Yasin'in arkadaşı ve annesi katliamı anlattı
Diyarbakır'da HDP'nin çağrısıyla 6-8 Ekim'de gerçekleştirilen katliamdan yaralı olarak kurtulan Yasin Börü'nün arkadaşı Yusuf Er ile Yasin Börü'nün annesi Hatice Börü, kan donduran PKK katliamını Haber Türk’te anlattı.
Diyarbakır'da HDP'nin çağrısıyla gerçekleştirilen 6-8 Ekim'deki saldırılarda katledilen Yasin Börü ve arkadaşlarının davasında üçüncü duruşma dün gerçekleştirildi. Dava duruşması 7 Mart'a ertelenirken, Yasin Börü'nün annesi Hatice Börü ile aynı saldırılardan ağır yaralı kurtulan Yusuf Er, Haber Türk'te Ceren Kenar ve Yıldıray Oğur'un sunduğu “Şimdi ve Burada” programında yaşadıklarını anlattı.
"Dışarıya çıktığımda yanık et kokusu geliyordu"
Programda önce Yusuf Er söz aldı. 7 Ekim 2014'te kurban eti dağıttıkları sırada 70-80 kişilik bir grubun önlerini kestiğini, içlerinden bir kişinin 'bunlar IŞİD'ci' demesi üzerine saldırıya uğradıklarını belirten Yusuf Er, "Bizim yolumuzu kestiler. Kesimhaneden geldiğimizi ve et dağıttığımızı bildirdik. Ama bir anda 'bunlar IŞİD'ci' dediler ve saldırmaya başladılar. Binaya saklandık ama yerimizi tespit ettiler. Bir eve sığındık ama zorla daireyi bastılar. Polisi aradım. Polis 'iyi günler' dedi ve telefonu yüzüme kapadı. Daha sonra 'dinamit getirin kapıyı patlatalım' dediler. O an üst kattaki saldırgan, üst katta camdan girdi. 4 arkadaşım şehit edildi. Bıçak darbesiyle ayıldım. Her şeyin planlanmış olduğu belliydi. Ben yarı baygın haldeyken iki kişi aralarında konuşuyordu: Biri 'öldürelim' dedi. Diğeri 'ibret olsun böyle bırakalım' dedi. Dışarıya çıktım, çıkmamla yanık et kokusu geliyordu. Yani o nazik bedenleri yakmışlardı. Ben o esnada Hasan ve Hüseyin'i tek gördüm. İkisi de yüz üstü yerde yatıyordu. Üst kattan atıldıkları belliydi. Bunları görünce ben tam çöktüm. Daha sonra beni binadan yaklaşık 80 metre uzaklaştırdılar. Bir ara boşluk arkama baktığımda biri keleş diğeri tabanca bana doğru doğrulmuş, anladım ki beni vuracaklar.

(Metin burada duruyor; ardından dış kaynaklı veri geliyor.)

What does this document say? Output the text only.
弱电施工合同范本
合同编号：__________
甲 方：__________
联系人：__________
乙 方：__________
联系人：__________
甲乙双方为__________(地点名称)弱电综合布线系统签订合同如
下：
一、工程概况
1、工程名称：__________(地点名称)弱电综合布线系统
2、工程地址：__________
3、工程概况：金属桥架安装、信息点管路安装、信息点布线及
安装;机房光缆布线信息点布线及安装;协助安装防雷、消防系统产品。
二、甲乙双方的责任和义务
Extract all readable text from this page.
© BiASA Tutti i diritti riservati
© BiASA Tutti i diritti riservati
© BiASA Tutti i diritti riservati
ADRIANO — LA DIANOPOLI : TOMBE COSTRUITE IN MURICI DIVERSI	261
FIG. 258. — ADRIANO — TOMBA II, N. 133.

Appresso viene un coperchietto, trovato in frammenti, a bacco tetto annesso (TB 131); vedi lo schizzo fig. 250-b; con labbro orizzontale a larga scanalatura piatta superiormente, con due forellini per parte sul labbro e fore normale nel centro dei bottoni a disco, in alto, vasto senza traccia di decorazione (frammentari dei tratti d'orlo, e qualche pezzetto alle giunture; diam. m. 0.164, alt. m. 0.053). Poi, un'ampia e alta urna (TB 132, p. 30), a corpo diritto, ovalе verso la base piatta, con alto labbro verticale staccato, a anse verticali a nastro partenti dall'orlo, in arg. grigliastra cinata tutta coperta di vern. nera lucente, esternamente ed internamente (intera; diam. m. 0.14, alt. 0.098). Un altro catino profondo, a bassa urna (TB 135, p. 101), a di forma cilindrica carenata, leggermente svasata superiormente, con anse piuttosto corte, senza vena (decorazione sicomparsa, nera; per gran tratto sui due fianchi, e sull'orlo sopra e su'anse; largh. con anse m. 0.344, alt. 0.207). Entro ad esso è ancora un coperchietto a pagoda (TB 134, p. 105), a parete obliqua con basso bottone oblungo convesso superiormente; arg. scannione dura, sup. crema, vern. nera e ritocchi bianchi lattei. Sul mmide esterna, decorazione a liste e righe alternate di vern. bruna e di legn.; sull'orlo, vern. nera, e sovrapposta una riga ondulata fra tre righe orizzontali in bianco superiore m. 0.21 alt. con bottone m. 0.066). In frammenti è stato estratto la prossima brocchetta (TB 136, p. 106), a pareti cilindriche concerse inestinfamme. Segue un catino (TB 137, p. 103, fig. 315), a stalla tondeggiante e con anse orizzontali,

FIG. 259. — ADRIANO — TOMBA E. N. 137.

Sağa sola giderek yürüdüm, 4 el ateş ettiler Allah'a hamd olsun vuramadılar" diyerek yaşadığı korkunç vahşeti gözler önüne serdi.
"Polisin ihmali soruşturma kapsamında incelenen hususlardan birisi mi?"
Yusuf Er'in anlattıklarından sonra Katliamın yargı süreciyle ilgili dava avukatlarında Mehmet Mahmut Doğan'a soru yöneltmek istediğini söyleyen Ceren Kanar'ın, "Bu yargı süreci konusunda biraz bilgilendirir misiniz? Failler yakalandı mı? Bununla beraber Yusuf Bey polisin ihmalinden bahsetti, bu yine soruşturma kapsamında incelenen hususlardan birisi mi?" diye sordu.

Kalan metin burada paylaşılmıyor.